Esther Anderson’s execution (she was burnt at the stake in 1746) gives us frame by frame, from the incineration of her lower extremities to her “final shriek.” The narrative style reminds us of the “Bloody Mary” stories classmates relay to us as children, and yet Daniels maintains an authoritative, matter-of-fact voice.
Since Washington College is so entwined with the history of Chestertown and Kent County, it seems only natural that there would be a section for it in the book or, more accurately, for one of its professors in an incident that occurred 80 years ago. Kenneth Boxton, a chemistry professor, returned home one day to discover that his wife, Thelma, had been jailed and later inducted into a mental institution in Baltimore for murdering her widowed mother-in-law with a hatchet.
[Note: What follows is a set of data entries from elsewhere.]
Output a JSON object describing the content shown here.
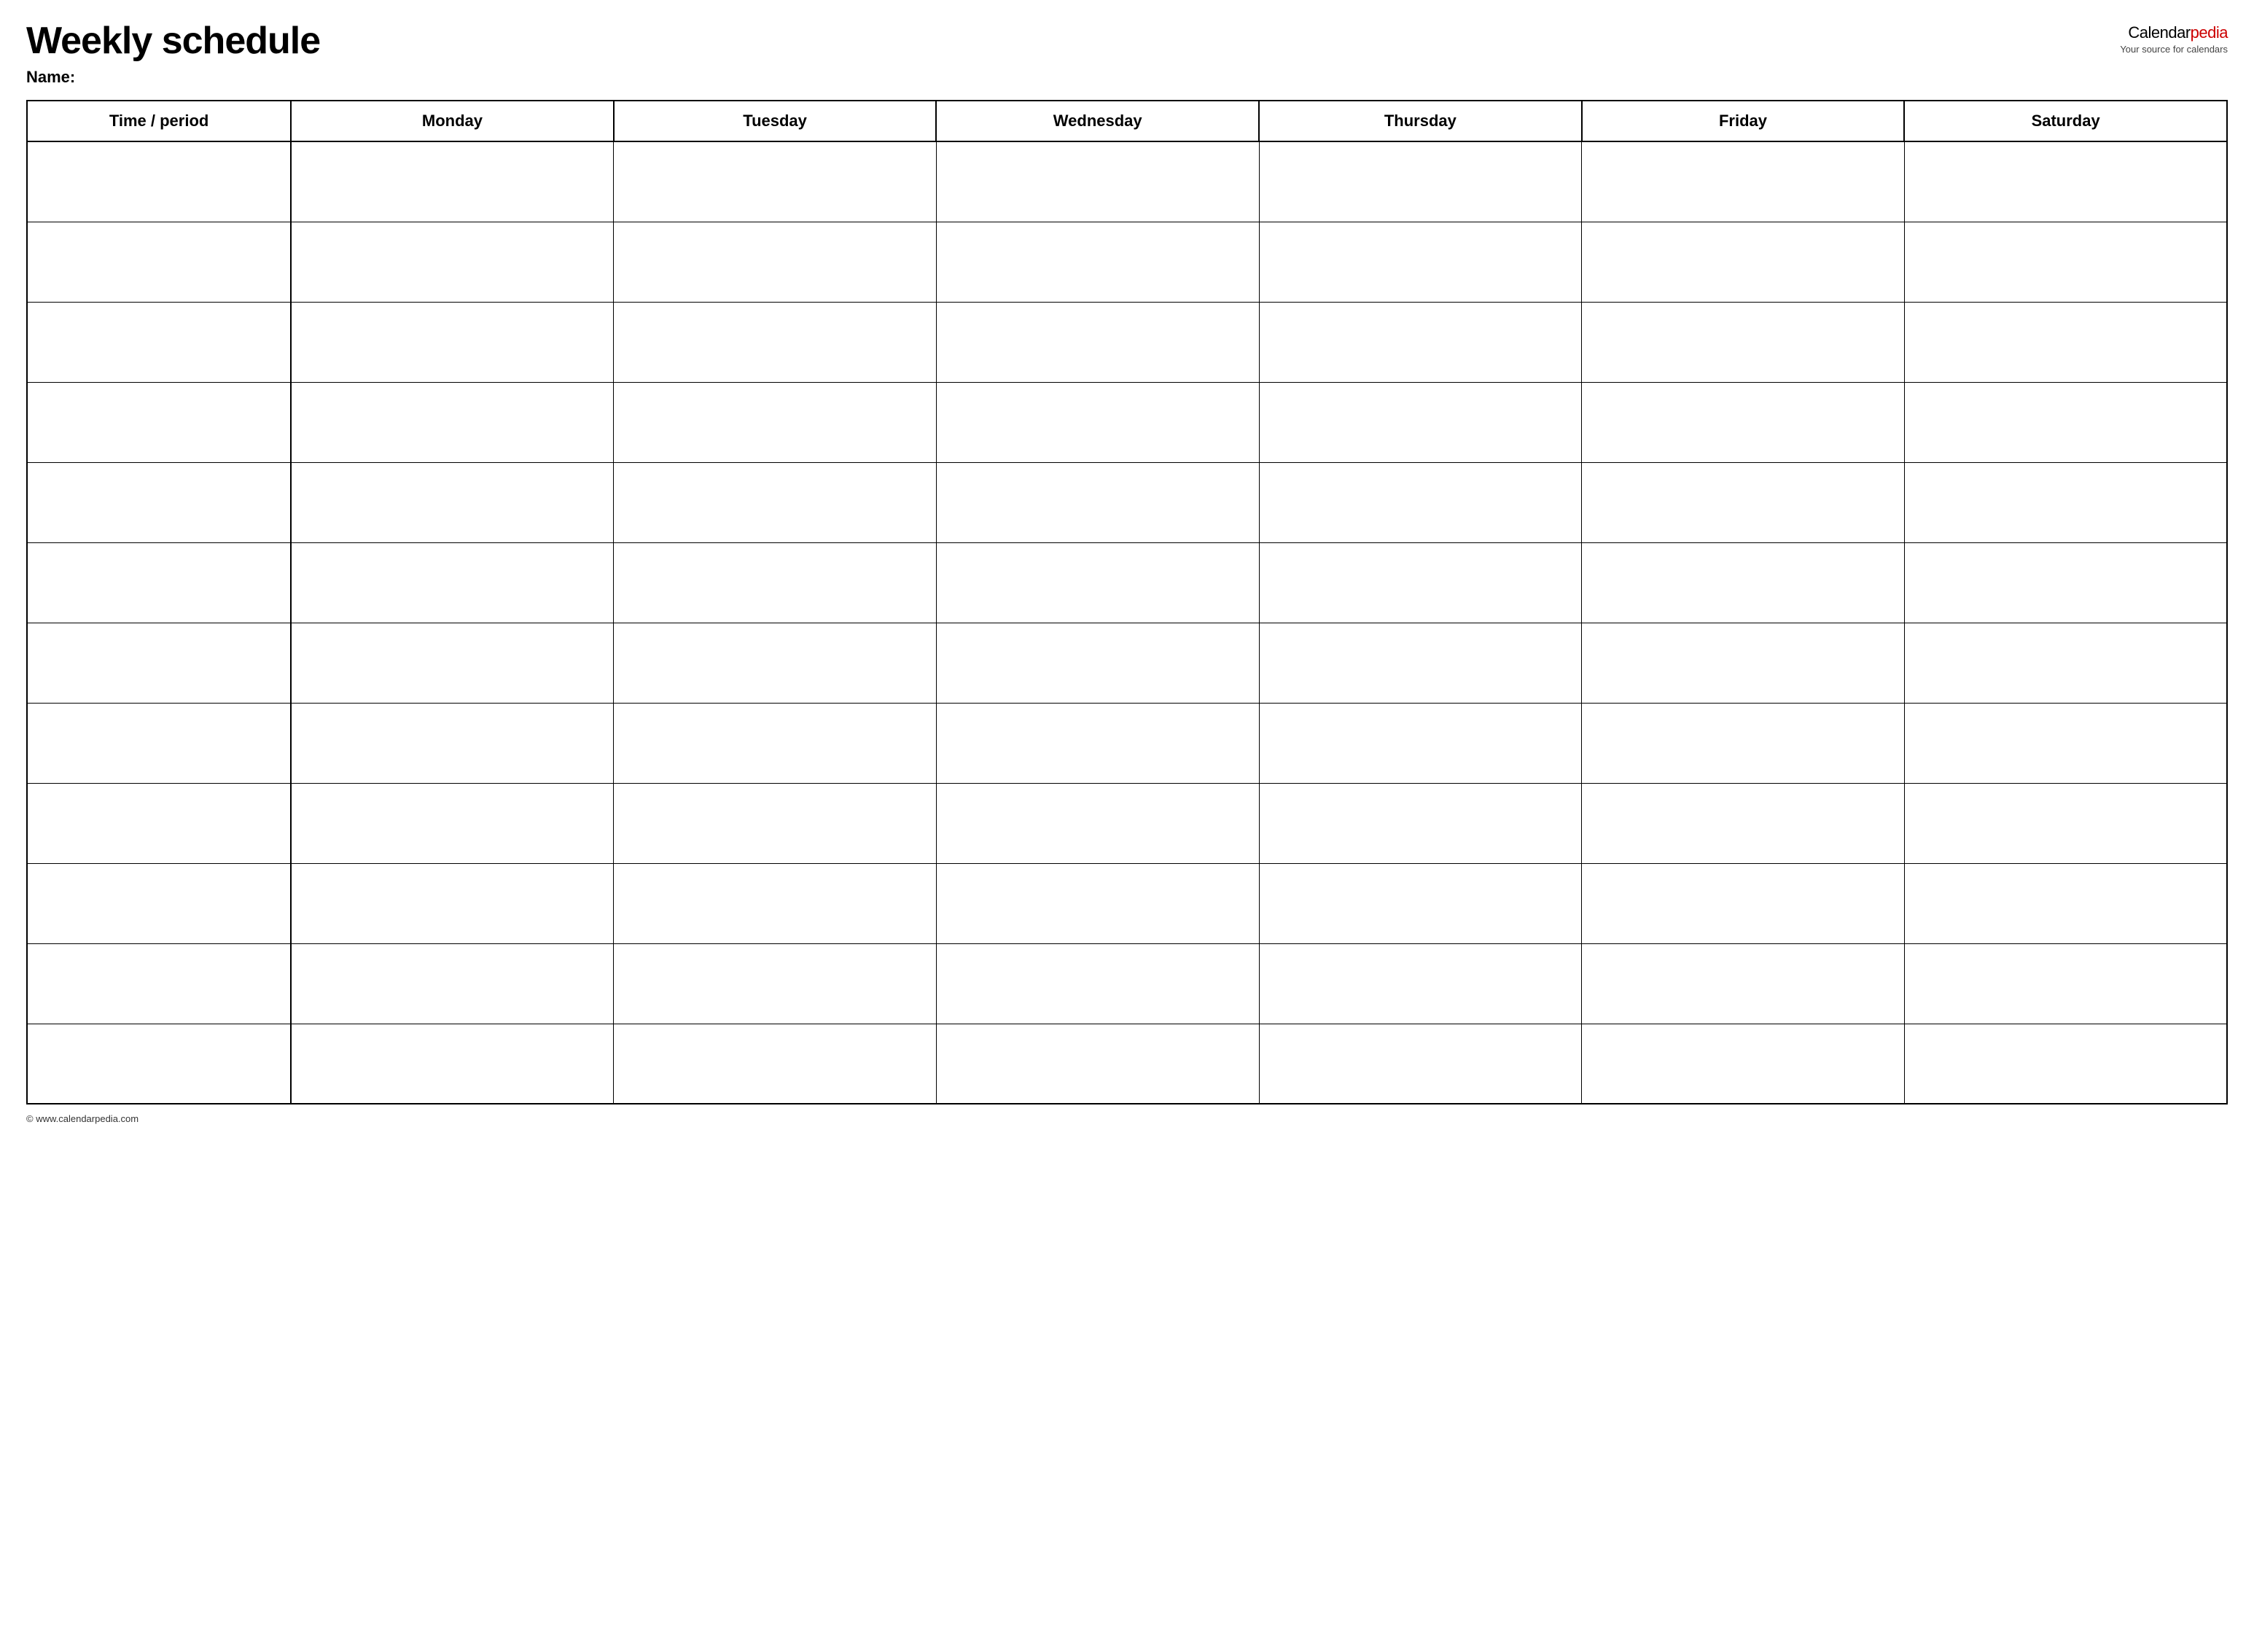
{
  "header": {
    "title": "Weekly schedule",
    "name_label": "Name:",
    "logo_text_black": "Calendar",
    "logo_text_red": "pedia",
    "logo_sub": "Your source for calendars"
  },
  "table": {
    "columns": [
      {
        "id": "time",
        "label": "Time / period"
      },
      {
        "id": "monday",
        "label": "Monday"
      },
      {
        "id": "tuesday",
        "label": "Tuesday"
      },
      {
        "id": "wednesday",
        "label": "Wednesday"
      },
      {
        "id": "thursday",
        "label": "Thursday"
      },
      {
        "id": "friday",
        "label": "Friday"
      },
      {
        "id": "saturday",
        "label": "Saturday"
      }
    ],
    "row_count": 12
  },
  "footer": {
    "copyright": "© www.calendarpedia.com"
  }
}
Such close-to-home horrors would certainly send a chill through students and faculty alike. Still, the section on the college as a whole isn’t entirely about murder and madness. There are some interesting historical facts and local superstitions such as the origins of the Great Seal of WC (designed by Betsy Peale, who was likely the first female faculty member of a college in American history) and the mysterious invisible cat that haunts the corridors of Minta Martin.
What is fascinating about “Ghosts” is that Daniels, amid details of the past and local rumors, does not balk at interjecting her own personal commentary and experiences. Often times, books of a particularly historical or scholarly nature distance the author from the material and the events described for fear of bringing bias into the narrative.
One forgets, due to Daniels’ knowledgeable tone, that this is a book about ghosts and entities that have yet to be properly explained by scientific evidence. Daniels, in presenting her own remarks, reminds us that while there is a history she corroborates in her work, the rest — the material that concerns ghosts, mysterious sounds, and strange encounters — we have to learn entirely through subjective experiences, and yet it still remains just as “true,” as documented records in a sense.
In her closing statements, she said, “This I do believe: there is much to this world that we don’t begin to understand but should not out of hand dismiss.” While many may not necessarily believe in the paranormal, Daniels, armed both with factual expertise and the skills of a raconteur, paints herself as a credible source of the incredible.